最終更新:2019年2月13日(水)
書名 | 出版社 |
BH85 | 新潮社 |
著者 | 出版年 |
森青花 | 1999 |
中澤 <k1-1.humeco.m.u-tokyo.ac.jp> website
第11回日本ファンタジーノベル大賞の優秀賞受賞作である。帯に“なごみ系”パニック小説と書かれているのから想像される通り,新井素子風味を漂わせている。イラストも吾妻ひでおだし。簡単にいうと,新開発の育毛剤,コード名BH85が,ごく一部の例外を除くあらゆる生きものと融合しながら全世界を覆ってしまうという話である。例外たちがこの異常状況に対してどう振る舞うかということが,一人称視点で語られる。しかし,この作者は新井素子ほど「やさしく」ないし,文体もごく普通なので,拒絶反応を起こす人も少ないだろうが,熱狂的に支持する人もまた少なそうである。
初めはマッドサイエンティストものかと思ったが,モンスターが偶然の産物なのが弱いし,BH85の発明者である毛利くんはどんどん普通の人になっていくので,そうとも言い難い。さりとてかつての小松左京作品に見られるようなパニックの細かい描写があるわけでもない。シミュレーションのディテールにこだわる気がないのだろう。しかも,モンスター誕生のしかけを科学的に見ると穴が多いので,ハードSFでは絶対にない。
しかし,もちろんこれはファンタジーなので,上に書いたことはどうでも良いのだ。
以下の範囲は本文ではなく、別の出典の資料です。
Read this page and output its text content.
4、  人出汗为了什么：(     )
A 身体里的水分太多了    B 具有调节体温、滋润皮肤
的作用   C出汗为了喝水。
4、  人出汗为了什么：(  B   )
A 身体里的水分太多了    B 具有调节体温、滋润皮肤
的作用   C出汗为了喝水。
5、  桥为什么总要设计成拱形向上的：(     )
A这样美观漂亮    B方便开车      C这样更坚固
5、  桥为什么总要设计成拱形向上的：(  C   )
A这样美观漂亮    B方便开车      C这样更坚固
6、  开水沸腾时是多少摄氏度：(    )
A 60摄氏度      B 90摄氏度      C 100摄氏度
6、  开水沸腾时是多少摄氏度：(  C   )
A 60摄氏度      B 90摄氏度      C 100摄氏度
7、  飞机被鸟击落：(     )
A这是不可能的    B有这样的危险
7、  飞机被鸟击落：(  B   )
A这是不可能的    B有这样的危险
作者の妄想を絵画的にあるいは文語的に楽しめれば,上質のファンタジーといえるし,この作品はその条件を満たしている。ビジュアルとしてのBH85のイメージがしっかりしているのがうまい。タイトルの意味が明らかにされるオチも結構好みだ。とすれば,帯の“なごみ系”パニック小説というのは,言い得て妙というべきか。